Author W.P. Kinsella, whose well-received baseball novel “Shoeless Joe” was adapted into the iconic film “Field of Dreams,” has died at age 81.
According to multiple reports, the Canadian-born writer ended his own life under the country’s medically assisted-dying law. Canada is one of the few countries where doctors can legally help sick people die.
CBC News also notes that Kinsella had recently returned to writing for the first time since suffering a head injury in a 1997 car accident. For years, he lost the desire to write and create, but according to his literary agency rediscovered it in time to create one final project. His final novel is slated to be published and released next year.

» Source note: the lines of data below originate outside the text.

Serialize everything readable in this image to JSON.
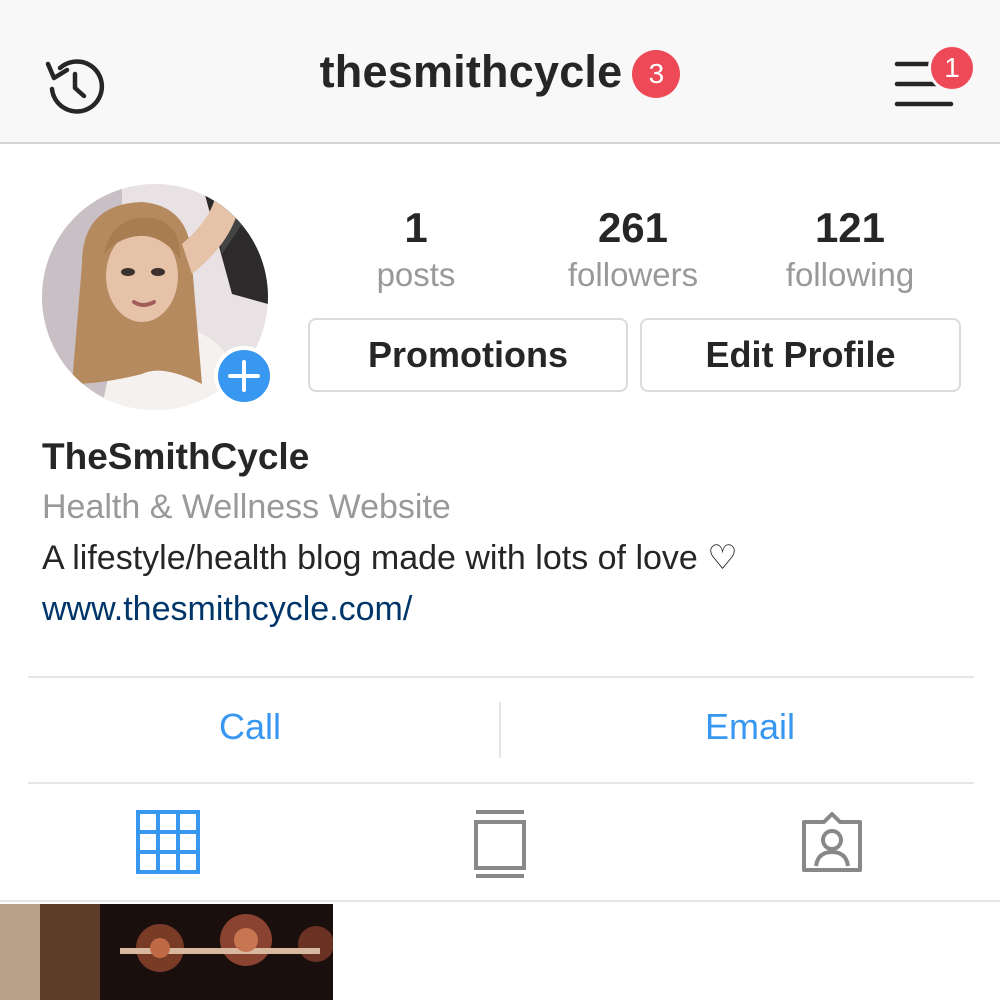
{
  "header": {
    "username": "thesmithcycle",
    "username_badge": "3",
    "menu_badge": "1",
    "history_icon": "history-clock-icon",
    "menu_icon": "hamburger-menu-icon"
  },
  "stats": [
    {
      "value": "1",
      "label": "posts"
    },
    {
      "value": "261",
      "label": "followers"
    },
    {
      "value": "121",
      "label": "following"
    }
  ],
  "buttons": {
    "promotions": "Promotions",
    "edit_profile": "Edit Profile"
  },
  "bio": {
    "name": "TheSmithCycle",
    "category": "Health & Wellness Website",
    "text": "A lifestyle/health blog made with lots of love ♡",
    "link": "www.thesmithcycle.com/"
  },
  "contact": {
    "call": "Call",
    "email": "Email"
  },
  "tabs": [
    {
      "icon": "grid-icon",
      "active": true
    },
    {
      "icon": "feed-list-icon",
      "active": false
    },
    {
      "icon": "tagged-photos-icon",
      "active": false
    }
  ],
  "colors": {
    "accent": "#3897f0",
    "badge": "#ed4956",
    "link": "#003569",
    "muted": "#999999"
  }
}
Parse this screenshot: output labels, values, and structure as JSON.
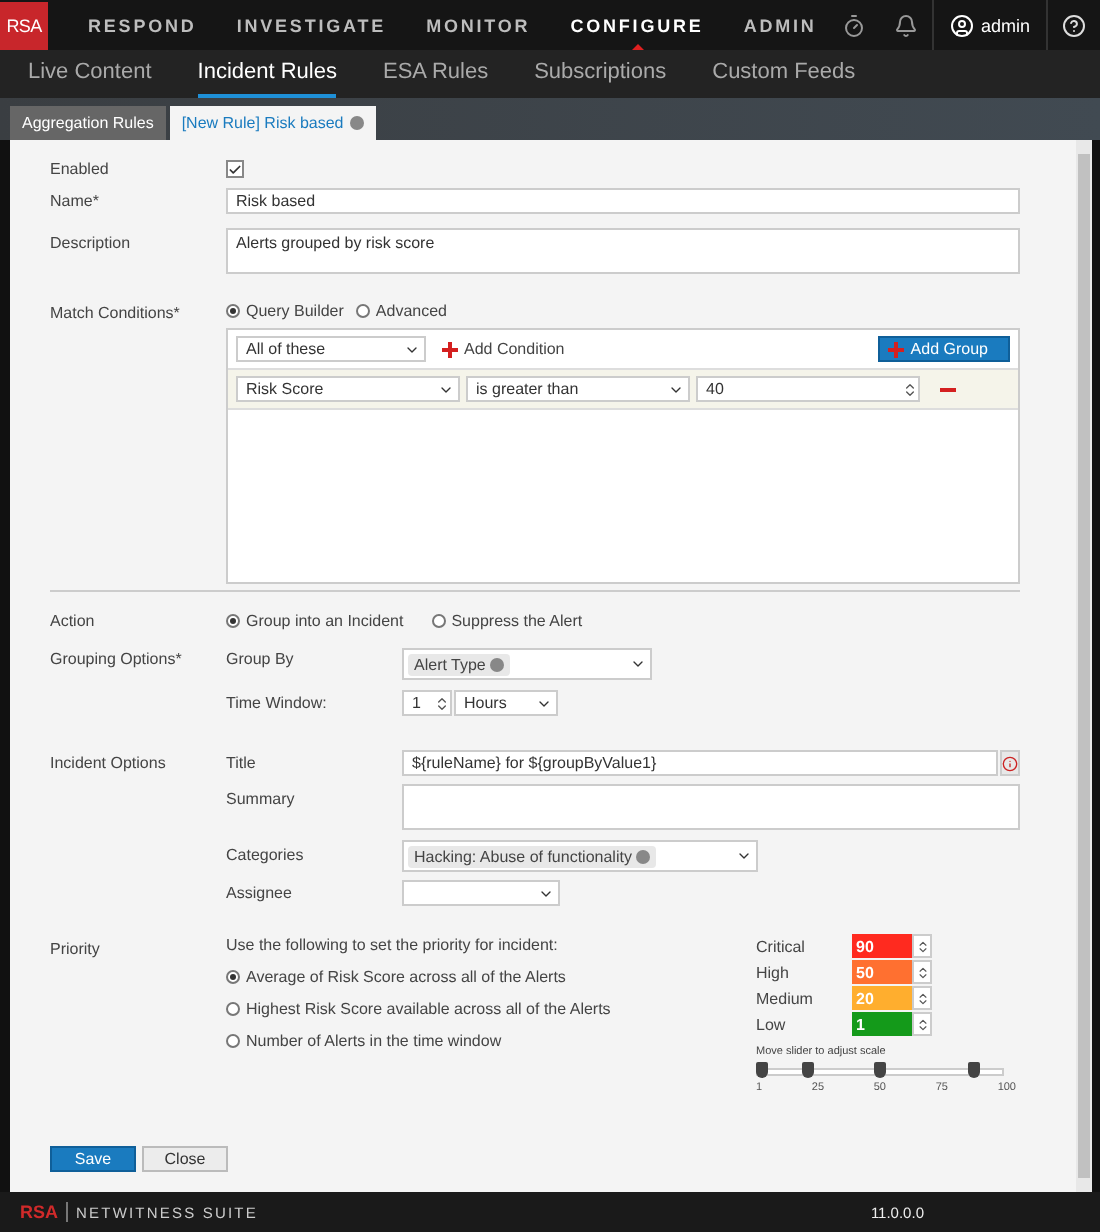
{
  "logo": "RSA",
  "nav": [
    {
      "label": "RESPOND",
      "selected": false
    },
    {
      "label": "INVESTIGATE",
      "selected": false
    },
    {
      "label": "MONITOR",
      "selected": false
    },
    {
      "label": "CONFIGURE",
      "selected": true
    },
    {
      "label": "ADMIN",
      "selected": false
    }
  ],
  "user": {
    "name": "admin"
  },
  "subnav": [
    {
      "label": "Live Content",
      "selected": false
    },
    {
      "label": "Incident Rules",
      "selected": true
    },
    {
      "label": "ESA Rules",
      "selected": false
    },
    {
      "label": "Subscriptions",
      "selected": false
    },
    {
      "label": "Custom Feeds",
      "selected": false
    }
  ],
  "rule_tabs": [
    {
      "label": "Aggregation Rules",
      "selected": false,
      "closable": false
    },
    {
      "label": "[New Rule] Risk based",
      "selected": true,
      "closable": true
    }
  ],
  "form": {
    "enabled": {
      "label": "Enabled",
      "checked": true
    },
    "name": {
      "label": "Name*",
      "value": "Risk based"
    },
    "description": {
      "label": "Description",
      "value": "Alerts grouped by risk score"
    },
    "match": {
      "label": "Match Conditions*",
      "modes": [
        {
          "label": "Query Builder",
          "selected": true
        },
        {
          "label": "Advanced",
          "selected": false
        }
      ],
      "quantifier": "All of these",
      "add_condition": "Add Condition",
      "add_group": "Add Group",
      "conditions": [
        {
          "field": "Risk Score",
          "operator": "is greater than",
          "value": "40"
        }
      ]
    },
    "action": {
      "label": "Action",
      "options": [
        {
          "label": "Group into an Incident",
          "selected": true
        },
        {
          "label": "Suppress the Alert",
          "selected": false
        }
      ]
    },
    "grouping": {
      "label": "Grouping Options*",
      "group_by_label": "Group By",
      "group_by": [
        "Alert Type"
      ],
      "time_window_label": "Time Window:",
      "time_value": "1",
      "time_unit": "Hours"
    },
    "incident": {
      "label": "Incident Options",
      "title_label": "Title",
      "title": "${ruleName} for ${groupByValue1}",
      "summary_label": "Summary",
      "categories_label": "Categories",
      "categories": [
        "Hacking: Abuse of functionality"
      ],
      "assignee_label": "Assignee"
    },
    "priority": {
      "label": "Priority",
      "intro": "Use the following to set the priority for incident:",
      "options": [
        {
          "label": "Average of Risk Score across all of the Alerts",
          "selected": true
        },
        {
          "label": "Highest Risk Score available across all of the Alerts",
          "selected": false
        },
        {
          "label": "Number of Alerts in the time window",
          "selected": false
        }
      ],
      "levels": [
        {
          "name": "Critical",
          "value": "90",
          "color": "#ff2a1f"
        },
        {
          "name": "High",
          "value": "50",
          "color": "#ff7030"
        },
        {
          "name": "Medium",
          "value": "20",
          "color": "#ffae2e"
        },
        {
          "name": "Low",
          "value": "1",
          "color": "#149a1a"
        }
      ],
      "slider_caption": "Move slider to adjust scale",
      "thumbs": [
        {
          "level": 0
        },
        {
          "level": 0.19
        },
        {
          "level": 0.48
        },
        {
          "level": 0.87
        }
      ],
      "scale": [
        "1",
        "25",
        "50",
        "75",
        "100"
      ]
    }
  },
  "buttons": {
    "save": "Save",
    "close": "Close"
  },
  "footer": {
    "brand": "RSA",
    "product": "NETWITNESS SUITE",
    "version": "11.0.0.0"
  }
}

As Chad Thornburg of MLB.com writes, much of Kinsella’s writing was focused on baseball. “Shoeless Joe,” which was published in 1982, was by far his most famous work. The magical story of Shoeless Joe and the Iowa farmer who brings baseball legends back to life by building a baseball diamond in his cornfield captured the imagination of more than just baseball fans. Through both the book and the movie, it’s also captured the imagination of multiple generations.
That ability to connect with the audience and bring it together is what every writer aspires to do. W.P. Kinsella not only accomplished that goal, he delivered a timeless masterpiece that could best be described as a literary home run.
We’ll miss his work, but we’ll always be thankful he shared his creativity with us.